The Hadoop Hive Connection dialog displays.

  1. Provide the hostname, user ID, and password required to connect to the Hive database you wish to access. If the port you wish to use is different from the default port, change the default value to the correct one.

  2. From the Hive server type drop-down, choose if you want the connector to autodetect the type of server to connect to or connect to a Hive1 or Hive2 server.

  3. Specify other connection options if desired, making sure to separate individual connection strings by a semi-colon.

The following table lists the connection string attributes supported by the Apache Hive driver.

Attribute (Short Name)

Default

ArraySize (AS)

50000

AuthenticationMethod (AM)

0 - User ID/Password

CryptoLibName (CLN)

Empty string

CryptoProtocolVersion (CPV)

TLSv1.2, TLSv1.1, TLSv1,SSLv3

Database (DB)

default

DataSourceName (DSN)

None

Description (n/a)

None

DefaultLongDataBuffLen (DLDBL)

1024

EnableDescribeParam (EDP)

0 (Disabled)

EncryptionMethod (EM)

0 (No Encryption)

GSSClient (GSSC)

native

HostName (HOST)

None

HostNameInCertificate (HNIC)

None

KeepAlive (KA)

Disabled

KeyPassword (KP)

None

Keystore (KS)

None

KeystorePassword (KSP)

None

LoginTimeout (LT)

30

LogonID (UID)

None

MaxVarcharSize (MVS)

2147483647

PortNumber (PORT)

10000

ProxyUser (PU)

None

RemoveColumnQualifiers (RCQ)

0 (Disabled)

ServicePrincipalName (SPN)

None

SSLLibName (SLN)

Empty string

StringDescribeType (SDT)

12 - SQL_VARCHAR

TransactionMode (TM)

0 (No Transactions)

Truststore (TS)

None

TruststorePassword (TSP)

None

UseCurrentSchema (UCS)

0 (Disabled)

UseNativeCatalogFunctions (UNCF)

0 (Disabled)

ValidateServerCertificate (VSC)

1 (Enabled)

WireProtocolVersion (WPV)

0 - AutoDetect

 

  1. You can either:

  1. The easiest way to select a table and/or view to load is by choosing from a set of predefined tables and views. To do so, ensure that the Tables & Views radio button is selected. If you wish to manually construct a SQL query to pull and load data, ensure that the Query button is selected.
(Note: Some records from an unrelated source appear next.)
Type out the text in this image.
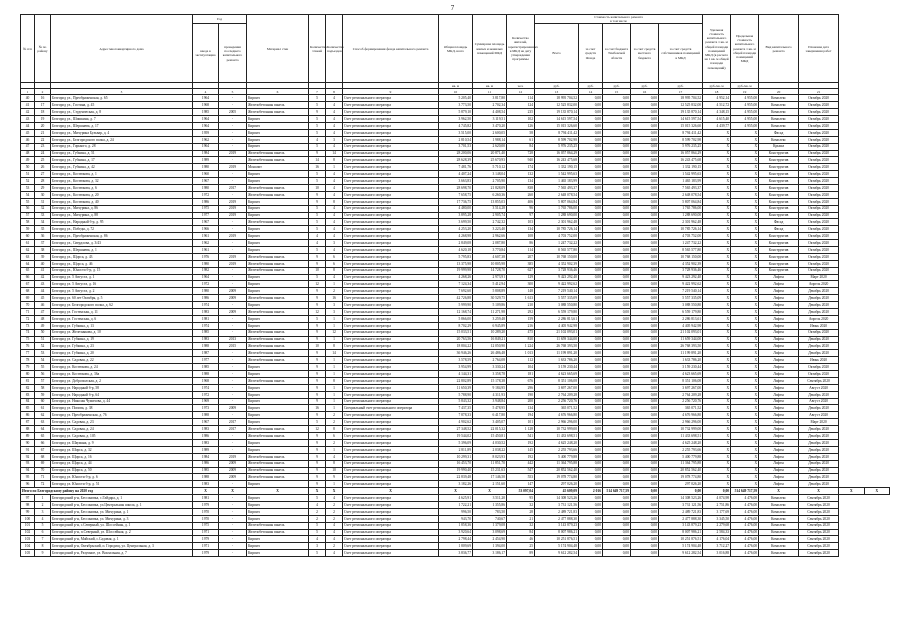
7
№ п/п	№ по району	Адрес многоквартирного дома	Год		Материал стен	Количество этажей	Количество подъездов	Способ формирования фонда капитального ремонта	Общая площадь МКД, всего	Суммарная площадь жилых и нежилых помещений МКД	Количество жителей, зарегистрированных в МКД на дату утверждения программы	Стоимость капитального ремонта
в том числе					Удельная стоимость капитального ремонта 1 кв. м общей площади помещений МКД (в расчете на 1 кв. м общей площади помещений)	Предельная стоимость капитального ремонта 1 кв. м общей площади помещений МКД	Вид капитального ремонта	Плановая дата завершения работ		
			ввода в эксплуатацию	проведения последнего капитального ремонта								Всего	за счет средств Фонда	за счет бюджета Тамбовской области	за счет средств местного бюджета	за счет средств собственников помещений в МКД						
									кв. м	кв. м	чел.	руб.	руб.	руб.	руб.	руб.	руб./кв. м	руб./кв. м				
1	2	3	4	5	6	7	8	9	10	11	12	13	14	15	16	17	18	19	20	21		
40	16	Белгород ул., Преображенская, д. 65	1964	-	Кирпич	5	4	Счет регионального оператора	5 205,40	3 817,80	114	18 995 704,52	0,00	0,00	0,00	18 995 704,52	4 952,14	4 955,00	Комплекс	Октябрь 2020		
41	17	Белгород ул., Гостина, д. 45	1968	-	Железобетонная панель	5	4	Счет регионального оператора	3 773,50	2 702,34	124	12 525 832,00	0,00	0,00	0,00	12 525 832,00	4 512,72	4 955,00	Комплекс	Октябрь 2020		
42	18	Белгород ул., Студенческая, д. 8	1985	2005	Железобетонная панель	9	4	Счет регионального оператора	5 879,10	4 408,54	235	19 135 870,14	0,00	0,00	0,00	19 135 870,14	4 348,15	4 955,00	Комплекс	Октябрь 2020		
43	19	Белгород ул., Шишкина, д. 7	1964	-	Кирпич	5	4	Счет регионального оператора	3 962,50	3 119,51	102	14 615 597,54	0,00	0,00	0,00	14 615 597,54	4 615,40	4 955,00	Комплекс	Октябрь 2020		
44	20	Белгород ул., Шершнева, д. 17	1964	-	Кирпич	5	4	Счет регионального оператора	4 745,82	3 470,20	126	15 015 326,60	0,00	0,00	0,00	15 015 326,60	4 439,77	4 955,00	Комплекс	Октябрь 2020		
45	21	Белгород ул., Мичурина Бульвар, д. 4	1959	-	Кирпич	5	4	Счет регионального оператора	3 515,00	2 600,05	58	8 794 411,42	0,00	0,00	0,00	8 794 411,42	X	X	Фасад	Октябрь 2020		
46	22	Белгород ул., Белгородского полка, д. 24	1962	-	Кирпич	4	3	Счет регионального оператора	2 810,54	1 988,14	61	8 599 702,98	0,00	0,00	0,00	8 599 702,98	X	X	Комплекс	Октябрь 2020		
47	23	Белгород ул., Горького, д. 28	1964	-	Кирпич	5	4	Счет регионального оператора	3 701,53	2 620,00	84	5 976 235,25	0,00	0,00	0,00	5 976 235,25	X	X	Крыша	Октябрь 2020		
48	24	Белгород ул., Губкина, д. 51	1984	2019	Железобетонная панель	9	14	Счет регионального оператора	28 200,06	20 871,40	728	16 057 864,29	0,00	0,00	0,00	16 057 864,29	X	X	Конструктив	Октябрь 2020		
49	25	Белгород ул., Губкина, д. 17	1989	-	Железобетонная панель	14	8	Счет регионального оператора	28 628,39	25 670,93	940	16 243 475,68	0,00	0,00	0,00	16 243 475,68	X	X	Конструктив	Октябрь 2020		
50	26	Белгород ул., Губкина, д. 42	1980	2019	Монолит	16	1	Счет регионального оператора	7 481,76	5 710,12	174	1 332 190,15	0,00	0,00	0,00	1 332 190,15	X	X	Конструктив	Октябрь 2020		
51	27	Белгород ул., Костюкова, д. 1	1960	-	Кирпич	5	4	Счет регионального оператора	4 407,24	3 148,04	132	1 542 995,63	0,00	0,00	0,00	1 542 995,63	X	X	Конструктив	Октябрь 2020		
52	28	Белгород ул., Костюкова, д. 32	1967	-	Кирпич	5	4	Счет регионального оператора	3 663,83	2 705,90	134	1 465 183,99	0,00	0,00	0,00	1 465 183,99	X	X	Конструктив	Октябрь 2020		
53	29	Белгород ул., Костюкова, д. 6	1980	2017	Железобетонная панель	10	4	Счет регионального оператора	28 698,70	21 828,09	838	7 565 493,37	0,00	0,00	0,00	7 565 493,37	X	X	Конструктив	Октябрь 2020		
54	30	Белгород ул., Костюкова, д. 20	1972	-	Железобетонная панель	9	4	Счет регионального оператора	7 658,75	6 260,36	260	2 648 078,54	0,00	0,00	0,00	2 648 078,54	X	X	Конструктив	Октябрь 2020		
55	31	Белгород ул., Костюкова, д. 40	1986	2019	Кирпич	9	8	Счет регионального оператора	17 736,75	13 855,03	406	5 807 064,84	0,00	0,00	0,00	5 807 064,84	X	X	Конструктив	Октябрь 2020		
56	32	Белгород ул., Мичурина, д. 86	1975	2019	Кирпич	5	4	Счет регионального оператора	4 480,00	3 514,28	96	1 765 786,00	0,00	0,00	0,00	1 765 786,00	X	X	Конструктив	Октябрь 2020		
57	33	Белгород ул., Мичурина, д. 88	1977	2019	Кирпич	5	4	Счет регионального оператора	3 895,28	2 905,74	97	1 288 690,00	0,00	0,00	0,00	1 288 690,00	X	X	Конструктив	Октябрь 2020		
58	34	Белгород ул., Народный б-р, д. 95	1967	-	Железобетонная панель	5	4	Счет регионального оператора	3 699,50	2 742,32	103	2 301 962,48	0,00	0,00	0,00	2 301 962,48	X	X	Фасад	Октябрь 2020		
59	35	Белгород ул., Победы, д. 72	1966	-	Кирпич	5	4	Счет регионального оператора	4 253,20	3 223,40	134	10 785 726,14	0,00	0,00	0,00	10 785 726,14	X	X	Фасад	Октябрь 2020		
60	36	Белгород ул., Преображенская, д. 86	1961	2019	Кирпич	4	4	Счет регионального оператора	4 268,98	2 962,66	108	4 703 752,00	0,00	0,00	0,00	4 703 752,00	X	X	Конструктив	Октябрь 2020		
61	37	Белгород ул., Свердлова, д. 3/43	1962	-	Кирпич	4	3	Счет регионального оператора	2 849,08	2 087,80	86	1 247 732,22	0,00	0,00	0,00	1 247 732,22	X	X	Конструктив	Октябрь 2020		
62	38	Белгород ул., Шершнева, д. 1	1961	-	Кирпич	5	4	Счет регионального оператора	4 620,18	3 770,84	114	8 565 577,80	0,00	0,00	0,00	8 565 577,80	X	X	Конструктив	Октябрь 2020		
63	39	Белгород ул., Щорса, д. 43	1976	2019	Железобетонная панель	9	6	Счет регионального оператора	5 795,83	4 607,38	207	10 768 150,00	0,00	0,00	0,00	10 768 150,00	X	X	Конструктив	Октябрь 2020		
64	40	Белгород ул., Щорса, д. 46	1980	2019	Железобетонная панель	9	6	Счет регионального оператора	13 375,98	10 805,98	385	4 352 902,39	0,00	0,00	0,00	4 352 902,39	X	X	Конструктив	Октябрь 2020		
65	41	Белгород ул., Юности б-р, д. 15	1982	-	Железобетонная панель	10	8	Счет регионального оператора	19 999,98	14 728,70	627	3 728 936,46	0,00	0,00	0,00	3 728 936,46	X	X	Конструктив	Октябрь 2020		
66	42	Белгород ул. 5 Августа, д. 1	1964	-	Кирпич	5	4	Счет регионального оператора	4 268,26	2 973,91	129	9 423 292,40	0,00	0,00	0,00	9 423 292,40	X	X	Лифты	Март 2020		
67	43	Белгород ул. 5 Августа, д. 16	1972	-	Кирпич	12	1	Счет регионального оператора	7 124,34	5 412,94	300	9 422 992,62	0,00	0,00	0,00	9 422 992,62	X	X	Лифты	Апрель 2020		
68	44	Белгород ул. 5 Августа, д. 2	1980	2009	Кирпич	9	2	Счет регионального оператора	7 692,60	5 808,89	148	7 219 540,14	0,00	0,00	0,00	7 219 540,14	X	X	Лифты	Декабрь 2020		
69	45	Белгород ул. 60 лет Октября, д. 5	1986	2009	Железобетонная панель	9	16	Счет регионального оператора	42 726,88	30 529,75	1 613	5 557 335,09	0,00	0,00	0,00	5 557 335,09	X	X	Лифты	Декабрь 2020		
70	46	Белгород ул. Белгородского полка, д. 62	1974	-	Кирпич	9	3	Счет регионального оператора	5 999,90	5 109,86	210	3 088 550,80	0,00	0,00	0,00	3 088 550,80	X	X	Лифты	Декабрь 2020		
71	47	Белгород ул. Гостенская, д. 11	1983	2009	Железобетонная панель	12	3	Счет регионального оператора	12 168,74	11 271,98	292	6 559 179,80	0,00	0,00	0,00	6 559 179,80	X	X	Лифты	Декабрь 2020		
72	48	Белгород ул. Гостенская, д. 6	1981	-	Кирпич	5	1	Счет регионального оператора	5 866,00	3 259,48	159	2 286 813,61	0,00	0,00	0,00	2 286 813,61	X	X	Лифты	Апрель 2020		
73	49	Белгород ул. Губкина, д. 13	1974	-	Кирпич	9	1	Счет регионального оператора	8 702,29	6 945,89	216	4 405 942,98	0,00	0,00	0,00	4 405 942,98	X	X	Лифты	Июнь 2020		
74	50	Белгород ул. Железнякова, д. 10	1985	-	Железобетонная панель	9	12	Счет регионального оператора	15 033,51	10 289,20	475	21 102 093,01	0,00	0,00	0,00	21 102 093,01	X	X	Лифты	Октябрь 2020		
75	51	Белгород ул. Губкина, д. 19	1983	2013	Железобетонная панель	9	1	Счет регионального оператора	20 763,56	16 849,21	810	11 659 344,00	0,00	0,00	0,00	11 659 344,00	X	X	Лифты	Декабрь 2020		
76	52	Белгород ул. Губкина, д. 23	1988	2015	Железобетонная панель	10	8	Счет регионального оператора	18 804,22	12 050,90	1 224	26 768 393,50	0,00	0,00	0,00	26 768 393,50	X	X	Лифты	Декабрь 2020		
77	53	Белгород ул. Губкина, д. 20	1987	-	Железобетонная панель	9	14	Счет регионального оператора	36 946,26	26 486,48	1 013	11 199 891,20	0,00	0,00	0,00	11 199 891,20	X	X	Лифты	Декабрь 2020		
78	54	Белгород ул. Садовая, д. 22	1977	-	Железобетонная панель	9	1	Счет регионального оператора	3 578,59	2 764,08	112	1 633 786,20	0,00	0,00	0,00	1 633 786,20	X	X	Лифты	Июнь 2020		
79	55	Белгород ул. Костюкова, д. 24	1985	-	Кирпич	9	1	Счет регионального оператора	3 954,99	3 330,24	104	3 159 230,44	0,00	0,00	0,00	3 159 230,44	X	X	Лифты	Октябрь 2020		
80	56	Белгород ул. Костюкова, д. 36а	1988	-	Кирпич	9	1	Счет регионального оператора	4 144,31	3 358,78	181	4 623 665,69	0,00	0,00	0,00	4 623 665,69	X	X	Лифты	Октябрь 2020		
81	57	Белгород ул. Доброполская, д. 2	1968	-	Железобетонная панель	9	8	Счет регионального оператора	22 802,89	15 178,38	676	8 351 106,08	0,00	0,00	0,00	8 351 106,08	X	X	Лифты	Сентябрь 2020		
82	58	Белгород ул. Народный б-р, 58	1974	-	Кирпич	9	1	Счет регионального оператора	11 650,39	9 184,95	296	3 697 267,00	0,00	0,00	0,00	3 697 267,00	X	X	Лифты	Август 2020		
83	59	Белгород ул. Народный б-р, 64	1972	-	Кирпич	9	1	Счет регионального оператора	5 788,90	4 311,93	190	2 764 209,28	0,00	0,00	0,00	2 764 209,28	X	X	Лифты	Декабрь 2020		
84	60	Белгород ул. Николая Чумичова, д. 44	1969	-	Кирпич	9	1	Счет регионального оператора	5 843,32	3 948,84	200	2 256 720,76	0,00	0,00	0,00	2 256 720,76	X	X	Лифты	Август 2020		
85	61	Белгород ул. Попова, д. 38	1973	2009	Кирпич	16	1	Специальный счет регионального оператора	7 437,35	5 478,95	134	365 071,52	0,00	0,00	0,00	365 071,52	X	X	Лифты	Декабрь 2020		
86	62	Белгород ул. Преображенская, д. 76	1988	-	Кирпич	9	2	Счет регионального оператора	7 878,33	6 417,80	194	4 676 966,80	0,00	0,00	0,00	4 676 966,80	X	X	Лифты	Август 2020		
87	63	Белгород ул. Садовая, д. 23	1967	2017	Кирпич	5	2	Счет регионального оператора	4 902,62	3 405,07	101	2 966 296,00	0,00	0,00	0,00	2 966 296,00	X	X	Лифты	Март 2020		
88	64	Белгород ул. Садовая, д. 24	1983	2017	Железобетонная панель	12	8	Счет регионального оператора	27 348,52	22 015,32	1 128	10 732 999,00	0,00	0,00	0,00	10 732 999,00	X	X	Лифты	Декабрь 2020		
89	65	Белгород ул. Садовая, д. 105	1986	-	Железобетонная панель	9	6	Счет регионального оператора	19 544,02	15 450,81	541	11 433 698,51	0,00	0,00	0,00	11 433 698,51	X	X	Лифты	Декабрь 2020		
90	66	Белгород ул. Шаумяна, д. 9	1983	-	Кирпич	9	2	Счет регионального оператора	5 396,09	4 030,52	192	4 625 248,20	0,00	0,00	0,00	4 625 248,20	X	X	Лифты	Декабрь 2020		
91	67	Белгород ул. Шорса, д. 32	1989	-	Кирпич	9	1	Счет регионального оператора	2 811,89	2 038,22	145	2 255 793,66	0,00	0,00	0,00	2 255 793,66	X	X	Лифты	Декабрь 2020		
92	68	Белгород ул. Щорса, д. 16	1984	2019	Железобетонная панель	9	4	Счет регионального оператора	10 299,31	8 023,93	192	5 400 779,88	0,00	0,00	0,00	5 400 779,88	X	X	Лифты	Декабрь 2020		
93	69	Белгород ул. Щорса, д. 44	1986	2009	Железобетонная панель	9	8	Счет регионального оператора	16 453,70	11 851,70	442	11 364 795,88	0,00	0,00	0,00	11 364 795,88	X	X	Лифты	Декабрь 2020		
94	70	Белгород ул. Щорса, д. 50	1985	2009	Железобетонная панель	9	10	Счет регионального оператора	19 990,40	15 231,63	547	20 852 562,40	0,00	0,00	0,00	20 852 562,40	X	X	Лифты	Декабрь 2020		
95	71	Белгород ул. Юности б-р, д. 6	1988	2009	Железобетонная панель	9	9	Счет регионального оператора	22 839,48	17 146,50	553	19 078 774,80	0,00	0,00	0,00	19 078 774,80	X	X	Лифты	Декабрь 2020		
96	72	Белгород ул. Юности б-р, д. 51	1983	-	Кирпич	9	1	Счет регионального оператора	3 182,26	2 151,60	147	297 026,20	0,00	0,00	0,00	297 026,20	X	X	Лифты	Декабрь 2020		
Итого по Белгородскому району на 2020 год			X	X	X	X	X	X	X	X	53 097,04	45 609,09	2 016	514 649 717,59	0,00	0,00	0,00	514 649 717,59	X	X	X	X
97	1	Белгородский р-н, Бессоновка, с.Гайдара, д. 1	1981	-	Кирпич	5	4	Счет регионального оператора	4 625,91	3 511,20	95	14 308 523,26	0,00	0,00	0,00	14 308 523,26	4 074,98	4 476,00	Комплекс	Сентябрь 2020		
98	2	Белгородский р-н, Бессоновка, ул.Центральная школа, д. 1	1979	-	Кирпич	4	2	Счет регионального оператора	1 722,21	1 355,86	32	3 731 121,56	0,00	0,00	0,00	3 731 121,56	2 751,86	4 476,00	Комплекс	Сентябрь 2020		
99	3	Белгородский р-н, Бессоновка, ул. Мичурина, д. 1	1970	-	Кирпич	2	2	Счет регионального оператора	996,50	783,50	28	2 489 721,83	0,00	0,00	0,00	2 489 721,83	3 177,69	4 476,00	Комплекс	Сентябрь 2020		
100	4	Белгородский р-н, Бессоновка, ул. Мичурина, д. 3	1970	-	Кирпич	2	2	Счет регионального оператора	943,70	740,67	21	2 477 888,30	0,00	0,00	0,00	2 477 888,30	3 345,50	4 476,00	Комплекс	Сентябрь 2020		
101	5	Белгородский р-н, с.Северный, ул. Шоссейная, д. 1	1975	-	Железобетонная панель	5	4	Счет регионального оператора	1 858,36	1 379,08	32	3 143 879,23	0,00	0,00	0,00	3 143 879,23	2 279,68	4 476,00	Комплекс	Сентябрь 2020		
102	6	Белгородский р-н, п.Северный, ул. Шоссейная, д. 2	1971	-	Железобетонная панель	5	4	Счет регионального оператора	3 920,64	3 098,69	84	8 007 986,21	0,00	0,00	0,00	8 007 986,21	2 584,33	4 476,00	Комплекс	Сентябрь 2020		
103	7	Белгородский р-н, Майский, с.Садовая, д. 1	1979	-	Кирпич	4	4	Счет регионального оператора	2 798,44	2 454,90	46	10 251 876,51	0,00	0,00	0,00	10 251 876,51	4 176,04	4 476,00	Комплекс	Сентябрь 2020		
104	8	Белгородский р-н, Октябрьский, п. Городищ, ул. Центральная, д. 3	1971	-	Кирпич	3	2	Счет регионального оператора	1 809,69	1 394,00	25	5 174 904,48	0,00	0,00	0,00	5 174 904,48	3 712,27	4 476,00	Комплекс	Сентябрь 2020		
105	9	Белгородский р-н, Разумное, ул. Вокзальная, д. 7	1979	-	Кирпич	5	4	Счет регионального оператора	3 836,77	3 186,17	89	9 612 282,54	0,00	0,00	0,00	9 612 282,54	3 016,88	4 476,00	Комплекс	Сентябрь 2020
Once either a table or view or a query has been selected, the OK button at the bottom of the dialog is enabled.

  2. Click Load Tables to load a list of predefined tables or views. This list can be filtered by entering an appropriate string in the Search Tables search box.

You can also add a duplicate column.

  1. Select a table to display the available columns in the Search Columns list. Once a table has been selected, the Query text box is updated to reveal the results of a SELECT * FROM TABLE query. Any other selection made updates the Query text box accordingly.

  2. Select the columns to add to your data table by checking their corresponding Output Column box.

  3. If you wish to parameterize a specific column, check the Parameterize checkbox and, in the dropdowns that display, select the desired value.

  1. If the data returned is to be aggregated, check the Aggregate checkbox.

  2. The time zone of input parameters and output data is, by default, unchanged. Changing the time zone is supported by using the Timezone list box based on the assumption that data are stored in UTC time and outputs are presented in the selected time zone.

  1. Check the box for Enable on-demand queries if you would like to enable this function.

  2. Click OK to confirm the selection and retrieve the record set into Panopticon Designer (Desktop).

The flat record set corresponding to the executed SQL is returned from the source database and displayed in Data Prep with the database name as the title and all fields listed displayed in Data Source Preview.

  1. If you wish to make changes to your fields, you may do so now and then click OK when you are finished. If you do not wish to make any changes to your data, simply select the OK button.

The data set you specified is added as a new data table.